We have already seen the Pig architecture and Pig Latin Application flow. We also learn the Pig Design principle in the previous post. Now it’s time to see, what are the different data types used by Pig.
Pig’s data types make the basis of the data model for how Pig perceives and thinks of the structure of the data it is processing. With Pig, the data model only gets defined when the data is loaded. Any data we load into Pig from the disk is going to have a specific schema and structure. It is necessary for Pig to understand that structure, so as soon as we finish with the data loading, the data automatically goes through a mapping.
Luckily for us, the Pig data model is rich enough to handle most anything thrown its way, including table-like structures and other advanced nested hierarchical data structures. In general terms, though, Pig data types can be categorized into two types:
1. Scalar types and
2. Complex types.
Scalar types consists of a single value, whereas complex types are comprised of other types, such as the Tuple, Bag, and Map types listed as following.

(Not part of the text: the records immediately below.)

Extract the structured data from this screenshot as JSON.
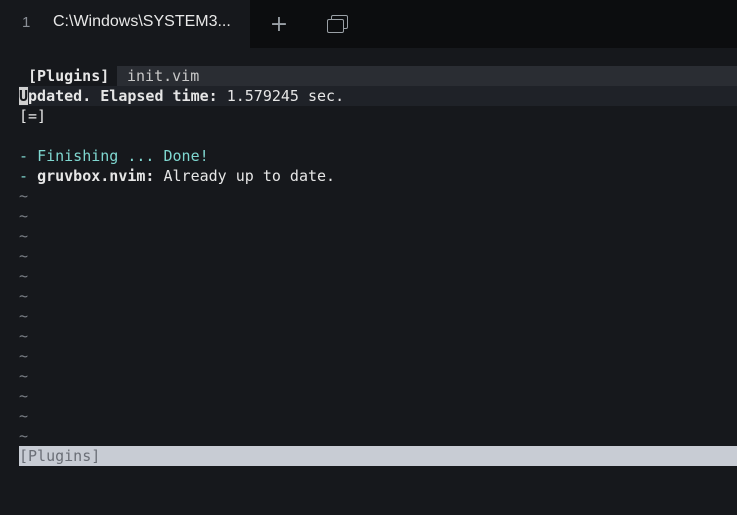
{
  "tab": {
    "index": "1",
    "title": "C:\\Windows\\SYSTEM3..."
  },
  "toolbar": {
    "plus": "+"
  },
  "vim": {
    "tabline": {
      "active": "[Plugins]",
      "other": "init.vim"
    },
    "updated_first_char": "U",
    "updated_rest": "pdated. Elapsed time:",
    "elapsed": " 1.579245 sec.",
    "progress": "[=]",
    "lines": [
      {
        "dash": "- ",
        "text": "Finishing ... Done!"
      },
      {
        "dash": "- ",
        "name": "gruvbox.nvim:",
        "msg": " Already up to date."
      }
    ],
    "tilde": "~",
    "statusline": "[Plugins]"
  },
  "colors": {
    "accent_cyan": "#7fd7d0",
    "background": "#16181c",
    "statusline": "#c8ccd4"
  }
}
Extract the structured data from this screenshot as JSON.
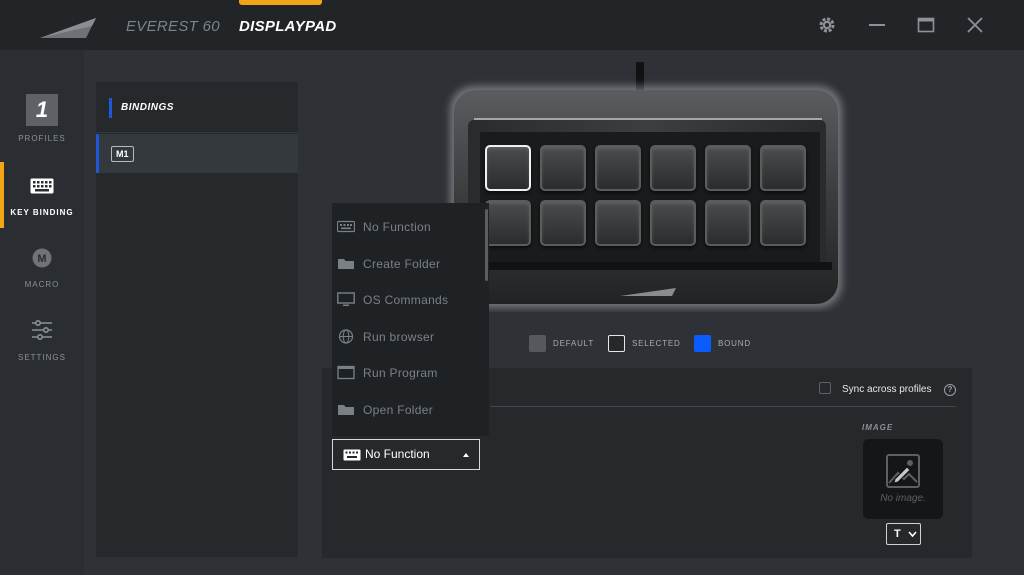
{
  "topbar": {
    "tabs": [
      {
        "label": "EVEREST 60"
      },
      {
        "label": "DISPLAYPAD"
      }
    ],
    "accent_color": "#f2a516"
  },
  "sidebar": {
    "profile_number": "1",
    "items": [
      {
        "label": "PROFILES"
      },
      {
        "label": "KEY BINDING"
      },
      {
        "label": "MACRO",
        "icon_letter": "M"
      },
      {
        "label": "SETTINGS"
      }
    ]
  },
  "bindings": {
    "header": "BINDINGS",
    "selected_item": "M1",
    "accent_color": "#1e58d6"
  },
  "device": {
    "rows": 2,
    "columns": 6,
    "selected_key": 1
  },
  "legend": {
    "default": "DEFAULT",
    "selected": "SELECTED",
    "bound": "BOUND",
    "bound_color": "#0a5cff"
  },
  "function_menu": {
    "items": [
      {
        "label": "No Function",
        "icon": "keyboard-icon"
      },
      {
        "label": "Create Folder",
        "icon": "folder-icon"
      },
      {
        "label": "OS Commands",
        "icon": "monitor-icon"
      },
      {
        "label": "Run browser",
        "icon": "globe-icon"
      },
      {
        "label": "Run Program",
        "icon": "window-icon"
      },
      {
        "label": "Open Folder",
        "icon": "folder-icon"
      }
    ],
    "selected_value": "No Function"
  },
  "config": {
    "sync_label": "Sync across profiles",
    "help": "?",
    "image_title": "IMAGE",
    "no_image": "No image.",
    "text_button": "T"
  }
}
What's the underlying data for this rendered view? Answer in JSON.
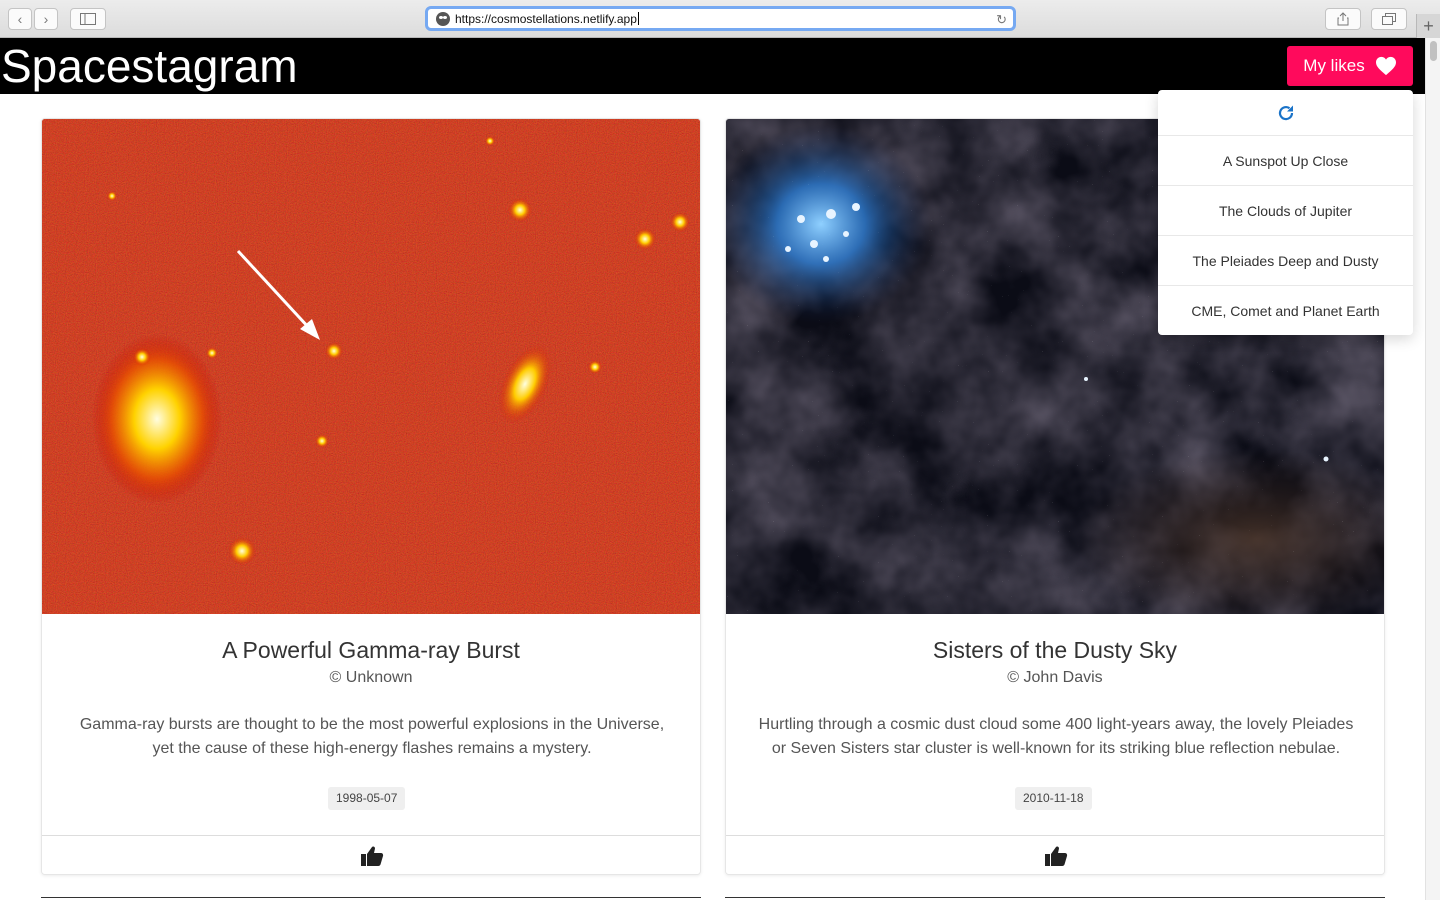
{
  "browser": {
    "url": "https://cosmostellations.netlify.app"
  },
  "header": {
    "brand": "Spacestagram",
    "likes_button": "My likes",
    "likes_color": "#ff0a5c"
  },
  "likes_menu": {
    "refresh_icon": "refresh-icon",
    "items": [
      {
        "label": "A Sunspot Up Close"
      },
      {
        "label": "The Clouds of Jupiter"
      },
      {
        "label": "The Pleiades Deep and Dusty"
      },
      {
        "label": "CME, Comet and Planet Earth"
      }
    ]
  },
  "posts": [
    {
      "title": "A Powerful Gamma-ray Burst",
      "credit": "© Unknown",
      "description": "Gamma-ray bursts are thought to be the most powerful explosions in the Universe, yet the cause of these high-energy flashes remains a mystery.",
      "date": "1998-05-07",
      "like_icon": "thumbs-up-icon"
    },
    {
      "title": "Sisters of the Dusty Sky",
      "credit": "© John Davis",
      "description": "Hurtling through a cosmic dust cloud some 400 light-years away, the lovely Pleiades or Seven Sisters star cluster is well-known for its striking blue reflection nebulae.",
      "date": "2010-11-18",
      "like_icon": "thumbs-up-icon"
    }
  ]
}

Pig Latin has these four imortant types in its data model:
1. Atom: An atom represents any single value, such as a string or a number — ‘MindStick’, for example. Pig’s atomic values are scalar types that appear in almost every programming language for example like integer, long, float, double, chararray, and bytearray.

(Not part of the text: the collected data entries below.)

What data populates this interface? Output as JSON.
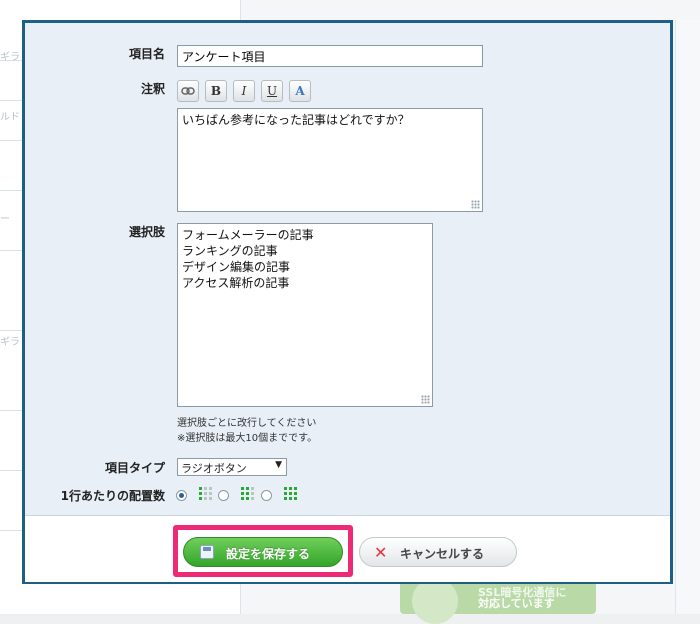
{
  "background": {
    "side_labels": [
      "ギラ",
      "ルド",
      "ー",
      "ギラ"
    ],
    "banner_line1": "SSL暗号化通信に",
    "banner_line2": "対応しています"
  },
  "form": {
    "item_name": {
      "label": "項目名",
      "value": "アンケート項目"
    },
    "note": {
      "label": "注釈",
      "toolbar": {
        "link": "link",
        "bold": "B",
        "italic": "I",
        "underline": "U",
        "color": "A"
      },
      "value": "いちばん参考になった記事はどれですか？"
    },
    "choices": {
      "label": "選択肢",
      "items": [
        "フォームメーラーの記事",
        "ランキングの記事",
        "デザイン編集の記事",
        "アクセス解析の記事"
      ],
      "hint1": "選択肢ごとに改行してください",
      "hint2": "※選択肢は最大10個までです。"
    },
    "item_type": {
      "label": "項目タイプ",
      "selected": "ラジオボタン"
    },
    "layout": {
      "label": "1行あたりの配置数",
      "selected_index": 0
    }
  },
  "footer": {
    "save_label": "設定を保存する",
    "cancel_label": "キャンセルする"
  },
  "colors": {
    "dialog_border": "#1e5f86",
    "highlight": "#ee2a74",
    "save_green": "#34a52a"
  }
}
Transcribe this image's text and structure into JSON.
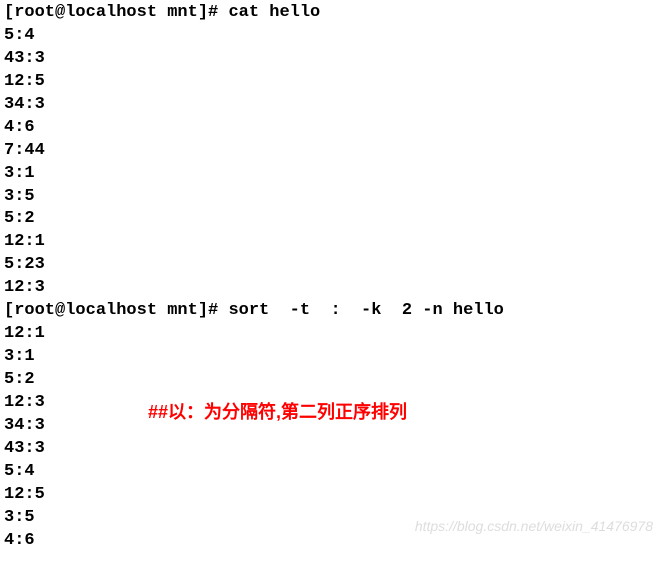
{
  "terminal": {
    "prompt": "[root@localhost mnt]# ",
    "cmd1": "cat hello",
    "output1": [
      "5:4",
      "43:3",
      "12:5",
      "34:3",
      "4:6",
      "7:44",
      "3:1",
      "3:5",
      "5:2",
      "12:1",
      "5:23",
      "12:3"
    ],
    "cmd2": "sort  -t  :  -k  2 -n hello",
    "output2": [
      "12:1",
      "3:1",
      "5:2",
      "12:3",
      "34:3",
      "43:3",
      "5:4",
      "12:5",
      "3:5",
      "4:6"
    ]
  },
  "annotation": "##以：为分隔符,第二列正序排列",
  "watermark": "https://blog.csdn.net/weixin_41476978"
}
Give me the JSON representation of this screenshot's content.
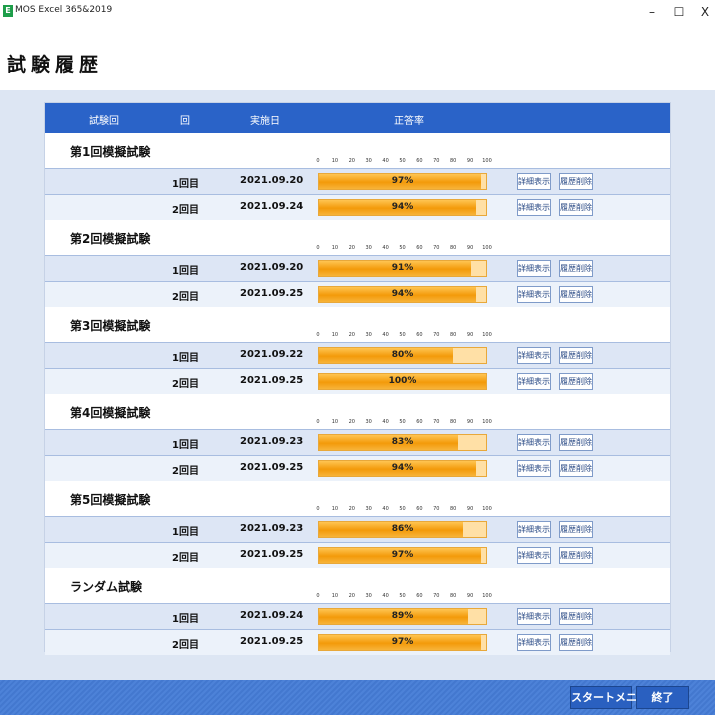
{
  "window": {
    "app_icon": "E",
    "title": "MOS Excel 365&2019",
    "minimize": "–",
    "maximize": "☐",
    "close": "X"
  },
  "page_title": "試験履歴",
  "columns": {
    "exam": "試験回",
    "attempt": "回",
    "date": "実施日",
    "rate": "正答率"
  },
  "scale_ticks": [
    "0",
    "10",
    "20",
    "30",
    "40",
    "50",
    "60",
    "70",
    "80",
    "90",
    "100"
  ],
  "buttons": {
    "detail": "詳細表示",
    "delete": "履歴削除"
  },
  "groups": [
    {
      "title": "第1回模擬試験",
      "rows": [
        {
          "attempt": "1回目",
          "date": "2021.09.20",
          "score": 97,
          "score_label": "97%"
        },
        {
          "attempt": "2回目",
          "date": "2021.09.24",
          "score": 94,
          "score_label": "94%"
        }
      ]
    },
    {
      "title": "第2回模擬試験",
      "rows": [
        {
          "attempt": "1回目",
          "date": "2021.09.20",
          "score": 91,
          "score_label": "91%"
        },
        {
          "attempt": "2回目",
          "date": "2021.09.25",
          "score": 94,
          "score_label": "94%"
        }
      ]
    },
    {
      "title": "第3回模擬試験",
      "rows": [
        {
          "attempt": "1回目",
          "date": "2021.09.22",
          "score": 80,
          "score_label": "80%"
        },
        {
          "attempt": "2回目",
          "date": "2021.09.25",
          "score": 100,
          "score_label": "100%"
        }
      ]
    },
    {
      "title": "第4回模擬試験",
      "rows": [
        {
          "attempt": "1回目",
          "date": "2021.09.23",
          "score": 83,
          "score_label": "83%"
        },
        {
          "attempt": "2回目",
          "date": "2021.09.25",
          "score": 94,
          "score_label": "94%"
        }
      ]
    },
    {
      "title": "第5回模擬試験",
      "rows": [
        {
          "attempt": "1回目",
          "date": "2021.09.23",
          "score": 86,
          "score_label": "86%"
        },
        {
          "attempt": "2回目",
          "date": "2021.09.25",
          "score": 97,
          "score_label": "97%"
        }
      ]
    },
    {
      "title": "ランダム試験",
      "rows": [
        {
          "attempt": "1回目",
          "date": "2021.09.24",
          "score": 89,
          "score_label": "89%"
        },
        {
          "attempt": "2回目",
          "date": "2021.09.25",
          "score": 97,
          "score_label": "97%"
        }
      ]
    }
  ],
  "footer": {
    "start_menu": "スタートメニュー",
    "exit": "終了"
  }
}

2. Tuple: A tuple represents a record that composed of a sequence of fields. Each of the field can be of any type — ‘MindStick’, ‘Hadoop’, or 6, for instance. a tuple can be think as a row in a table.
3. Bag: A bag represents a collection of non-unique tuples. The schema of the bag is quiet flexible — every tuple in the collection can contain an arbitrary number of fields, and each field can be of any type.

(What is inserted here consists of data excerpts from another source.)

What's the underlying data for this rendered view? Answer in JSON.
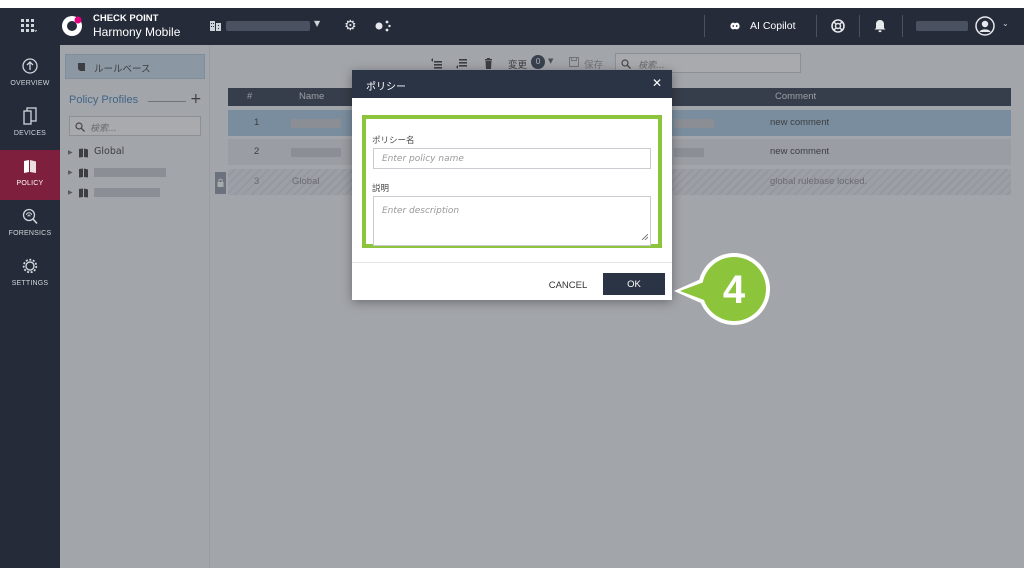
{
  "topbar": {
    "brand_line1": "CHECK POINT",
    "brand_line2": "Harmony Mobile",
    "copilot_label": "AI Copilot"
  },
  "nav": {
    "items": [
      {
        "label": "OVERVIEW",
        "icon": "arrow-up-circle-icon"
      },
      {
        "label": "DEVICES",
        "icon": "devices-icon"
      },
      {
        "label": "POLICY",
        "icon": "policy-icon",
        "active": true
      },
      {
        "label": "FORENSICS",
        "icon": "forensics-icon"
      },
      {
        "label": "SETTINGS",
        "icon": "gear-icon"
      }
    ]
  },
  "profiles": {
    "rulebase_button": "ルールベース",
    "title": "Policy Profiles",
    "search_placeholder": "検索...",
    "tree": [
      {
        "label": "Global"
      }
    ]
  },
  "toolbar": {
    "change_label": "変更",
    "change_count": "0",
    "save_label": "保存",
    "search_placeholder": "検索..."
  },
  "table": {
    "headers": {
      "num": "#",
      "name": "Name",
      "comment": "Comment"
    },
    "rows": [
      {
        "num": "1",
        "name": "",
        "comment": "new comment",
        "state": "selected"
      },
      {
        "num": "2",
        "name": "",
        "comment": "new comment",
        "state": "normal"
      },
      {
        "num": "3",
        "name": "Global",
        "comment": "global rulebase locked.",
        "state": "locked"
      }
    ]
  },
  "modal": {
    "title": "ポリシー",
    "name_label": "ポリシー名",
    "name_placeholder": "Enter policy name",
    "name_value": "",
    "desc_label": "説明",
    "desc_placeholder": "Enter description",
    "desc_value": "",
    "cancel_label": "CANCEL",
    "ok_label": "OK"
  },
  "annotation": {
    "step": "4",
    "color": "#8cc43c"
  },
  "colors": {
    "topbar": "#252b38",
    "nav_active": "#7d1f3d",
    "header": "#2b3445",
    "row_selected": "#a8c8e0",
    "link": "#3d7fb8",
    "highlight": "#8cc43c"
  }
}
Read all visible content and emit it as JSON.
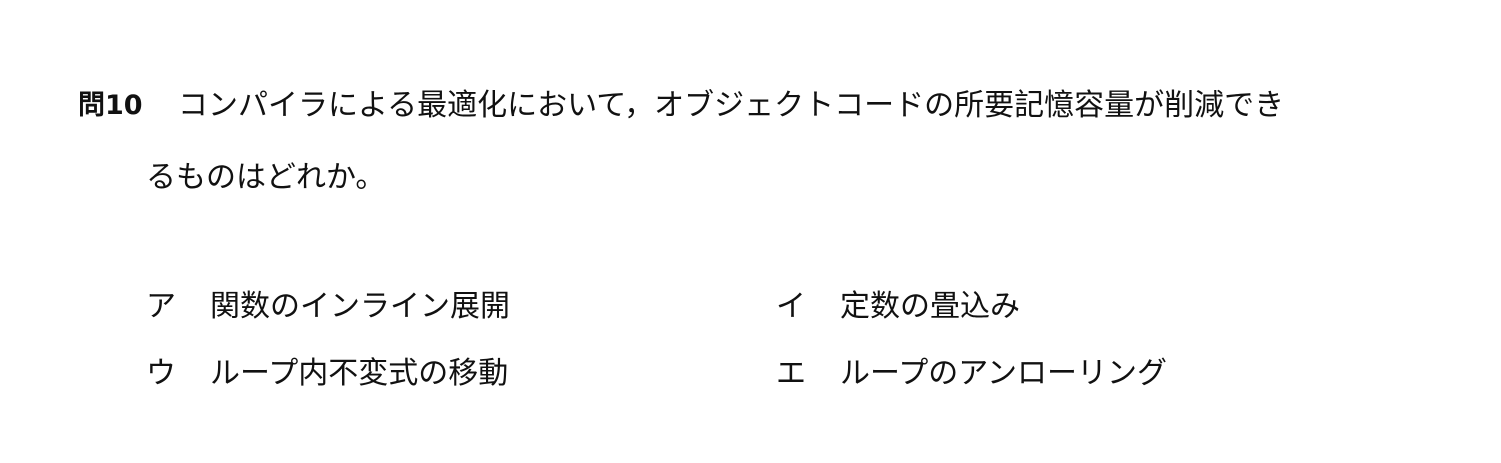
{
  "question": {
    "number": "問10",
    "line1": "コンパイラによる最適化において，オブジェクトコードの所要記憶容量が削減でき",
    "line2": "るものはどれか。"
  },
  "choices": [
    {
      "label": "ア",
      "text": "関数のインライン展開"
    },
    {
      "label": "イ",
      "text": "定数の畳込み"
    },
    {
      "label": "ウ",
      "text": "ループ内不変式の移動"
    },
    {
      "label": "エ",
      "text": "ループのアンローリング"
    }
  ]
}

4. Map: A map is a collection of key value pairs (As stated before, very similar to key value pair in MapReduce programs). Any type can be stored in the value, and the key always needs to be unique. The key of a map must be a chararray and the value can be of any type.
The value in all these types can also be null. The semantics for null are very same as to those used in SQL. The notion of null in Pig means that the value is unknown. Nulls can show up in the data in many cases where values are unreadable or unrecognizable — for example, if we were to use a wrong data type in the LOAD statement. Null could be used as a placeholder until data is added or as a value for a field that is optional.